Hoe los je dit probleem op? Daar hebben we over nagedacht, en het antwoord op deze vraag luidt dat we een community moeten gaan vormen. Communities zijn hartstikke modern (vooral als je ze digitaal maakt), een product van de onvolprezen, altruïstische deeleconomie, die ons ook AirBnB en Uber heeft opgeleverd. Onze inspiratie ontlenen we echter aan BlaBlaCar op de momenten dat we naar en van Italië reizen en daar bij het onvermijdelijke bezoek aan de Urimat (Kein Wasserverbrauch, Keine Chemie, eine weltweite Wiederaufforstung nach höchsten ökologischen und sozialen Standards) voortdurend bij het naar de muur kijken de voortreffelijkheden van BlaBlaCar krijgen ingepeperd (“Bringt Leben ins Auto”, maar zie ook https://www.blablacar.nl/)  Het voorgaande geldt overigens slechts voor ongeveer de helft van Droomhuisitalie, maar het effect is er niet minder om. 

Het idee is ongeveer als volgt: Stel dat je wilt gaan lopen van (laten we zeggen) Pieve di Gravago naar Bardi. Dan meld je je aan op het SenSenPiedi-platform (voor elke betere naam houden we ons aanbevolen) en je geeft tijd en route op. Daar tekent iemand op in die (laten we zeggen) van Bardi naar Pieve di Gravago wil lopen. Halverwege kom je elkaar op de route tegen en wissel je de autosleutels uit. Het is niet voor niets deeleconomie. Tevens spreek je af elkaar aan het eind van de rit ergens halverwege te ontmoeten, bijvoorbeeld in Noveglia bij de goed bekend staande plaatselijke Trattoria/Pizzeria. Of anders bij Ristorante La Baracca (http://www.ristorantelabaracca.com/) bij de brug over de Ceno. Daar krijgt iedereen zijn eigen auto weer terug en kan er meteen een hapje gegeten worden. 

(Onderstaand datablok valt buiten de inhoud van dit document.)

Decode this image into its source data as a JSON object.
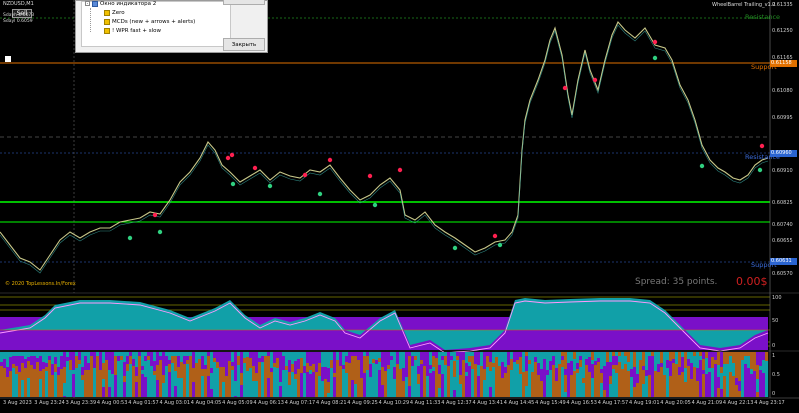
{
  "chart": {
    "symbol": "NZDUSD,M1",
    "sell_label": "Sell",
    "sdaily_line1": "Sdayh 0.6073",
    "sdaily_line2": "Sdayl 0.6059",
    "indicator_title": "WheelBarrel Trailing_v1.2",
    "copyright": "© 2020 TopLessons.In/Forex",
    "spread_text": "Spread: 35 points.",
    "profit_text": "0.00$"
  },
  "levels": {
    "resistance": "Resistance",
    "support1": "Support",
    "resistance2": "Resistance",
    "support2": "Support"
  },
  "price_axis": [
    "0.61335",
    "0.61250",
    "0.61165",
    "0.61080",
    "0.60995",
    "0.60910",
    "0.60825",
    "0.60740",
    "0.60655",
    "0.60570"
  ],
  "price_boxes": {
    "orange": "0.61158",
    "blue": "0.60960",
    "blue2": "0.60631"
  },
  "indicator_axis": [
    "100",
    "50",
    "0"
  ],
  "indicator2_axis": [
    "1",
    "0.5",
    "0"
  ],
  "time_axis": [
    "3 Aug 2023",
    "3 Aug 23:24",
    "3 Aug 23:39",
    "4 Aug 00:53",
    "4 Aug 01:57",
    "4 Aug 03:01",
    "4 Aug 04:05",
    "4 Aug 05:09",
    "4 Aug 06:13",
    "4 Aug 07:17",
    "4 Aug 08:21",
    "4 Aug 09:25",
    "4 Aug 10:29",
    "4 Aug 11:33",
    "4 Aug 12:37",
    "4 Aug 13:41",
    "4 Aug 14:45",
    "4 Aug 15:49",
    "4 Aug 16:53",
    "4 Aug 17:57",
    "4 Aug 19:01",
    "4 Aug 20:05",
    "4 Aug 21:09",
    "4 Aug 22:13",
    "4 Aug 23:17"
  ],
  "dialog": {
    "tree_root": "Окно индикатора 2",
    "items": [
      "Zero",
      "MCDs (new + arrows + alerts)",
      "! WPR fast + slow"
    ],
    "close_button": "Закрыть"
  },
  "colors": {
    "green_line": "#00ff00",
    "orange_line": "#e07000",
    "teal_fill": "#11a0a8",
    "purple_fill": "#7a10c8",
    "brown_fill": "#b06018"
  }
}
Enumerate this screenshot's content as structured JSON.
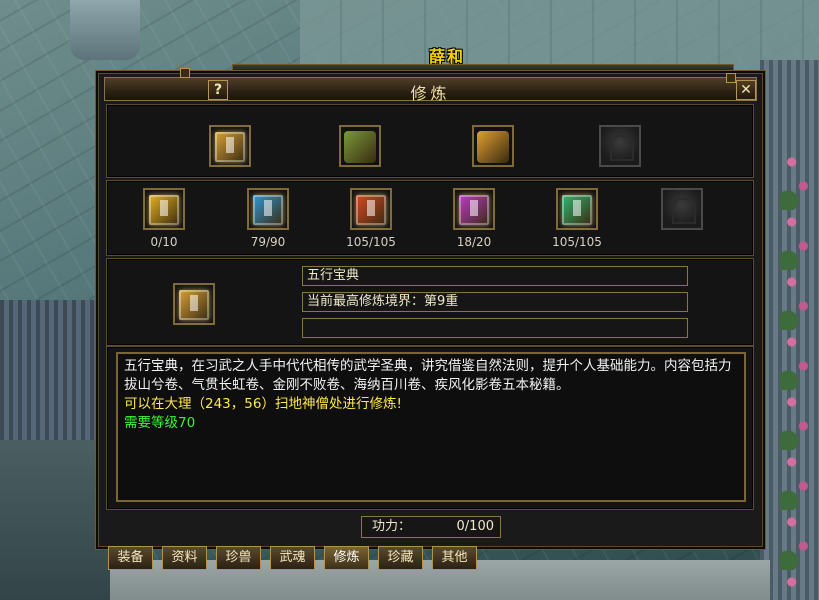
{
  "npc_name": "薛和",
  "window": {
    "title": "修炼",
    "help_label": "?",
    "close_label": "✕"
  },
  "top_items": [
    {
      "icon": "golden-book-icon",
      "color": "#d8a23a"
    },
    {
      "icon": "bundle-icon",
      "color": "#7a9a3a"
    },
    {
      "icon": "treasure-icon",
      "color": "#e0a030"
    },
    {
      "icon": "empty-slot-icon"
    }
  ],
  "skill_books": [
    {
      "icon": "yellow-book-icon",
      "color": "#e6b421",
      "progress": "0/10"
    },
    {
      "icon": "blue-book-icon",
      "color": "#2f9ad8",
      "progress": "79/90"
    },
    {
      "icon": "red-book-icon",
      "color": "#d84a22",
      "progress": "105/105"
    },
    {
      "icon": "purple-book-icon",
      "color": "#c03ad0",
      "progress": "18/20"
    },
    {
      "icon": "green-book-icon",
      "color": "#2fb873",
      "progress": "105/105"
    },
    {
      "icon": "empty-slot-icon",
      "progress": ""
    }
  ],
  "selected": {
    "icon": "golden-book-icon",
    "name": "五行宝典",
    "realm": "当前最高修炼境界：第9重",
    "extra": ""
  },
  "description": {
    "text": "五行宝典，在习武之人手中代代相传的武学圣典，讲究借鉴自然法则，提升个人基础能力。内容包括力拔山兮卷、气贯长虹卷、金刚不败卷、海纳百川卷、疾风化影卷五本秘籍。",
    "location_hint": "可以在大理（243，56）扫地神僧处进行修炼!",
    "requirement": "需要等级70"
  },
  "power": {
    "label": "功力：",
    "value": "0/100"
  },
  "tabs": [
    {
      "label": "装备"
    },
    {
      "label": "资料"
    },
    {
      "label": "珍兽"
    },
    {
      "label": "武魂"
    },
    {
      "label": "修炼",
      "active": true
    },
    {
      "label": "珍藏"
    },
    {
      "label": "其他"
    }
  ]
}
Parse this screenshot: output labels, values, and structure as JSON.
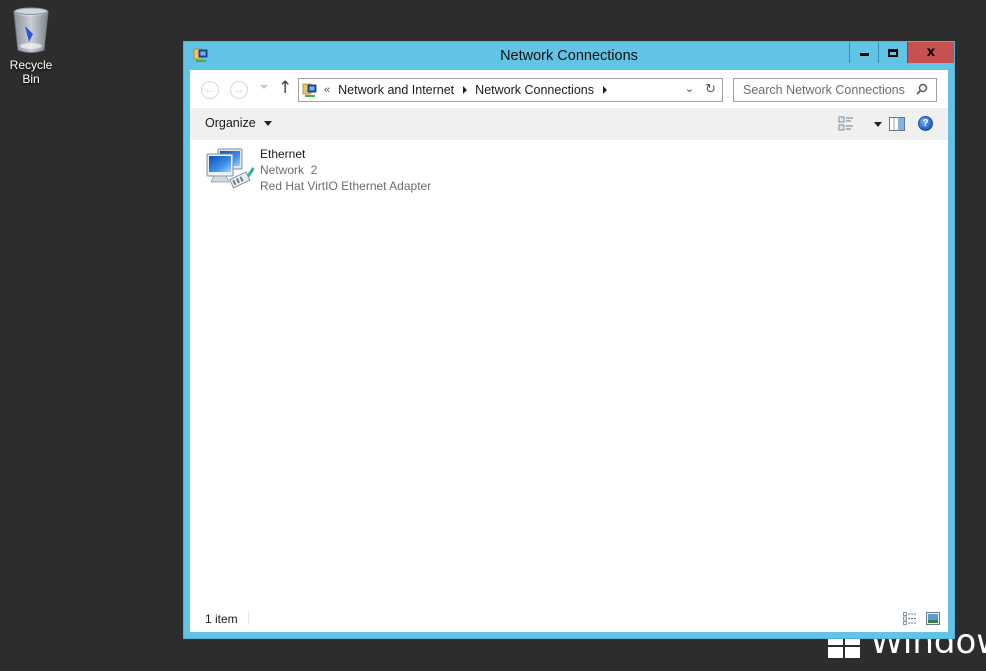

Het moet allemaal nog wat verder worden uitgewerkt, en er moet natuurlijk gesleuteld worden aan een internetplatform om het concreet handen en voeten te geven, maar de BlaBla-inspiratie is er. Die verdere invulling moet door anderen worden opgepakt, want Droomhuisitalie is lichtelijk digibeet, en we zijn eigenlijk ook meer van de ideeën dan van de implementatie. Maar het begin is er. Laten we hopen dat iemand het stokje overneemt. Maak wandelen great again!